Sept. 11, 2011: Moose came in from the pasture lame, with swelling and pain distal to the carpus on the right front. He displayed a mild lameness at a walk, with increased lameness at a trot. An ultrasound exam showed a 15mm tear in the inferior check ligament.
Tongue purple, pulses bounding, with the left side slightly weaker. Patient was agitated. A scan examination was positive over AP points Bl 18/19, a diagnostic point for tendon/ligament issues, and LI 17, a point for carpus pain. A diagnosis of Liver Yin and Blood deficiency was made with local stagnation.

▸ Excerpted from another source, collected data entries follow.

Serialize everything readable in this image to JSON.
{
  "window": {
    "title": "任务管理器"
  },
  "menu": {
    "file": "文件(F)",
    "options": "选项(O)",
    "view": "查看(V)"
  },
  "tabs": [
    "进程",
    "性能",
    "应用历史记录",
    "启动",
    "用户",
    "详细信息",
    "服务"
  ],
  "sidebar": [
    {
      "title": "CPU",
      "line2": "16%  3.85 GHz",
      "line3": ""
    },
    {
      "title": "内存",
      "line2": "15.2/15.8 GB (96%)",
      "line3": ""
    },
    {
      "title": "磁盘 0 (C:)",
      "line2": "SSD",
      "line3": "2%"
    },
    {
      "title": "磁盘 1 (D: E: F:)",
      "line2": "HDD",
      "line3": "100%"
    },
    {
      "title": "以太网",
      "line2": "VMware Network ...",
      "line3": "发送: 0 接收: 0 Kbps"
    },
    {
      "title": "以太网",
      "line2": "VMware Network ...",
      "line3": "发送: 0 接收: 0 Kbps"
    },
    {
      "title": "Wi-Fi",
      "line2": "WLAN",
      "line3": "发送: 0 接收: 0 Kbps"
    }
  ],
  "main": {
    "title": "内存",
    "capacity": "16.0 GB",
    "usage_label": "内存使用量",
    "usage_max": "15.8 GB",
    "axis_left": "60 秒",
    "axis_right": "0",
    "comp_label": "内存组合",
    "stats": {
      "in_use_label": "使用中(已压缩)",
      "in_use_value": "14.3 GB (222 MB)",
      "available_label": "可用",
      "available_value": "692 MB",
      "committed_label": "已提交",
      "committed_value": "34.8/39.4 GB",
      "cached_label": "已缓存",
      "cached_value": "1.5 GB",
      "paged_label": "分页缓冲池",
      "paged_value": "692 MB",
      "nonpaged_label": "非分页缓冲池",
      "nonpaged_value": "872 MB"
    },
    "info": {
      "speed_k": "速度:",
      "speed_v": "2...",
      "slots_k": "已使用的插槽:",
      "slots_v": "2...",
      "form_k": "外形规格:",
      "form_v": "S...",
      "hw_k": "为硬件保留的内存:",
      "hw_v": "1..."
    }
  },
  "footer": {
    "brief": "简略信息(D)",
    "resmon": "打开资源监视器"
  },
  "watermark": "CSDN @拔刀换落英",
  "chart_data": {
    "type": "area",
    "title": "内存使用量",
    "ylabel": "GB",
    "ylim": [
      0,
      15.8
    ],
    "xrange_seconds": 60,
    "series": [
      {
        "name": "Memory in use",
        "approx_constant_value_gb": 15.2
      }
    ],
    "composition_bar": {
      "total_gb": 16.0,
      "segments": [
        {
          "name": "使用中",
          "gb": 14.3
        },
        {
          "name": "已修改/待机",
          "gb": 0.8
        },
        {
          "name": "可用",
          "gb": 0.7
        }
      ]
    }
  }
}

TCVM Treatment: Sept, 12, 2011: Ting points were easily accessed: TH 1, PC9, SI 9, on the front feet; LIV 1, GB 44 on the rear. Distal points: GB 34 and LIV 3: Pattern points: BL 18, 19. At this point, Moose wouldn’t allow any more points to be needled-I had hoped to needle SP 10 and BL17 to help with blood stagnation and ST 36 and LI 10 to move Qi. The owner was instructed to wrap the affected area with relief salve 12 hours on and 12 hours off for one week. Body Sore and Tendon Ligament herbals were prescribed-both at 15 gms twice a day.
Body Sore was chosen due to its ability to move Qi and eliminate stagnation, and Tendon/Ligament formula is designed to treat Liver Yin and blood deficiency, as well as tendon injuries and weakness of tendons and hooves. TCVM assessment and treatment:Oct. 22, 2011: (More frequent treatment was unable to be performed due to the distance required for myself to travel). Moose was found to be sound at a walk and only mildly lame at a trot. Swelling and pain over the check ligament were minimal. Pulses were fairly equal; tongue pale purple. Both herbals were still being given. Moose was more difficult to needle today-Ting points were done-TH1, SI9, LIV 1 and GB44. Bl 17, 18, and 19 were needled as was Bai hui. No more needles were tolerated. Electro acupuncture was not attempted.
Dec. 10th, 2011: A local Florida veterinarian ultrasounded the affected area and found the initial injury to be only 5mm long, with healthy longitudinal fibers filling in the original defect. Jan. 15, 2012: Moose is 100 % sound. Tongue is pink and pulses fairly equal, with some deficits over the liver pulse on the left side. The affected tendon palpates normal and Moose’s hooves are healthy and strong. It was advised Body Sore be continued for one more month and Tendon Ligament for 3 more months.
I feel more close attention to this horse’s predisposition to ligament/tendon injury at the time of Shen disturbance MAY have prevented the possible career-ending check ligament tear. This is a lesson learned.